I recognize that you can't see someone forever. I get to the diagnosis as quickly as possible. I'm direct. Some psychiatrists will say, "Well, what do you think you ought to do about that?" I'm more likely to say, "You're going to AA or I won't see you."

I've had a private practice in Naples since 1987. In addition to being a general psychiatrist, I'm an addictions specialist and a pain management specialist. As head of psychiatry at Naples Community Hospital, I'm on call 24-7.

The patients I see at the hospital usually come into the emergency room with a psychiatric diagnosis, or they say, "I'm suicidal. Help me." About a quarter to a third of my patients are indigent.

There's no big influx of patients during the season. Most live here. I don't get many wealthy patients. If you're wealthy and crazy, you're just eccentric. If you're middle class or poor and act crazy, you are crazy.

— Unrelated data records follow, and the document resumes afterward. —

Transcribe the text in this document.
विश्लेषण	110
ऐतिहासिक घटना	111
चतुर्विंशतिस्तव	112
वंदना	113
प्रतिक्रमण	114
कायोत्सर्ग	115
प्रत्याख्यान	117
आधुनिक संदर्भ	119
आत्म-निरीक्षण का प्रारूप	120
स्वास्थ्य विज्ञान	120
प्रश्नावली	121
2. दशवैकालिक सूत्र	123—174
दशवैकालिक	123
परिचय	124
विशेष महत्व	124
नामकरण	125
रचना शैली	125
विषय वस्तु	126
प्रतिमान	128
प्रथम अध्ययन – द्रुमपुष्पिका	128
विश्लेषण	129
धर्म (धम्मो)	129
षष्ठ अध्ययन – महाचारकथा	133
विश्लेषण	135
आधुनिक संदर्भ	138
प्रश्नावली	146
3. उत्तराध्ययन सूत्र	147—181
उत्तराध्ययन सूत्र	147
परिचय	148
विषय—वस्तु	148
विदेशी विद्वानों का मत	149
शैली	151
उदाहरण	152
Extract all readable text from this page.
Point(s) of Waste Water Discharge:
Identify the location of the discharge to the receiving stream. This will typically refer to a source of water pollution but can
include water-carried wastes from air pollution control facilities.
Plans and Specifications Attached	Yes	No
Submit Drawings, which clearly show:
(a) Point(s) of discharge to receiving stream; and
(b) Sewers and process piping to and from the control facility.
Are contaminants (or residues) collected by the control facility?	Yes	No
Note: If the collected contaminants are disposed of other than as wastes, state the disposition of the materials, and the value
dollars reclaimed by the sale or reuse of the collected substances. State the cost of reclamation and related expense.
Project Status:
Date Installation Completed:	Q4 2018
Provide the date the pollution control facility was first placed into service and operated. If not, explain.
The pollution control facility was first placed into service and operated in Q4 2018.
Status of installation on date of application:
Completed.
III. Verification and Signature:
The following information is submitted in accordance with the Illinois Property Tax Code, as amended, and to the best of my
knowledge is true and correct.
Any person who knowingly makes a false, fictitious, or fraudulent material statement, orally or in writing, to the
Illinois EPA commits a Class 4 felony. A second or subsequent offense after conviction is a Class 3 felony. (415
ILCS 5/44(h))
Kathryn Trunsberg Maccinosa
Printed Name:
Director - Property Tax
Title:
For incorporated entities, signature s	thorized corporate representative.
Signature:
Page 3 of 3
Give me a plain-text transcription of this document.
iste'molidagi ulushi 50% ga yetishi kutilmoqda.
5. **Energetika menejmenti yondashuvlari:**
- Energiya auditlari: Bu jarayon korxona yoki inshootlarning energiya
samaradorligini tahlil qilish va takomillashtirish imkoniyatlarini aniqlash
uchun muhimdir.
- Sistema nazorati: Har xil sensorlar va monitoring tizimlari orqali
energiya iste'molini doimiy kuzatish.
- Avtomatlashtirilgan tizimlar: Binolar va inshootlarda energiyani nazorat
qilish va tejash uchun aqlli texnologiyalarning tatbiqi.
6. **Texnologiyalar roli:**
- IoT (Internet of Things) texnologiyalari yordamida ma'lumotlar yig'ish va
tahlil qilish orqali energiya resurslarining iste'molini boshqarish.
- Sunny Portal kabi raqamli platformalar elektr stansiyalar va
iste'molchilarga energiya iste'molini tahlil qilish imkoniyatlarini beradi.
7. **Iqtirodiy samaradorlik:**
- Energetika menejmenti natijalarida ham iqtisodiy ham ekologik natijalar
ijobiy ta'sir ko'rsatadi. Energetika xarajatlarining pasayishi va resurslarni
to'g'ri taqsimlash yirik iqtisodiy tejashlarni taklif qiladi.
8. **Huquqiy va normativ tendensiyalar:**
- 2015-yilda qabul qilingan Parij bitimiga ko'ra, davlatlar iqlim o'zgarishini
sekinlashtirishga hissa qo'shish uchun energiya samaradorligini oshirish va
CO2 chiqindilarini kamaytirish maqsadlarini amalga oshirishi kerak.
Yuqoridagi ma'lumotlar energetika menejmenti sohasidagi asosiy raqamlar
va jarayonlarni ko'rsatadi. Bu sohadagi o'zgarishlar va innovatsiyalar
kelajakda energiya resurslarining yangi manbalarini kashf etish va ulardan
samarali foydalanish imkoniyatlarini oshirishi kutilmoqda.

We see a lot of geriatric patients. People come down here to retire. They get to the point sometimes where they're demented or can't care for themselves. Often they're by themselves and are exceedingly lonely. That's heart-rending. Some people die alone at home-they just dehydrate on the floor where they've fallen.

Suicide rates go up as people get older. Women attempt suicide by a ratio of eight-to-one over men. But men succeed at suicide by a ratio of eight-to-one over women.

One of my peers had a patient whose wife was brought in suicidal. Several times at about four in the afternoon she'd take a bunch of pills and lie down in the foyer with the pill bottles around her. The husband would come home and call an ambulance.

The last time she did this, her husband had a flat tire. When he arrived, it was too late. I'm sure she didn't want to die. It definitely was a cry for help.

I knew Nelson Faerber [former Collier County School Board member who killed himself last year while facing charges of child molestation] for many years.

I knew some things about that case that most people don't know. I believe Nelson was innocent. He was depressed, but he was looking forward to proving his case.

Then the newspaper ran a story that tried and convicted him, and I believe that's what pushed him over. He wrote four separate suicide notes and not any of them admitted guilt. Usually suicide notes are the deathbed confession.

We had talked about suicide. But he came to realize that as a good Catholic, it was a mortal sin to kill yourself. I think that's what kept him from doing it earlier. In some people's minds, suicide implied guilt. But not to those who knew him. It wasn't his guilt that drove him; it was embarrassment and degradation.

There are clues, but there is no real predictor of suicide. If someone wants to kill themselves, they will.

I have some patients who become despondent because as they get older they get a lot of pain. I have a chronic pain group. Some of them thought they were the only people in the world going through this. But they came into this group and many have said, "You saved my life."

I feel very close to my patients. Particularly our pain group. It's like a family.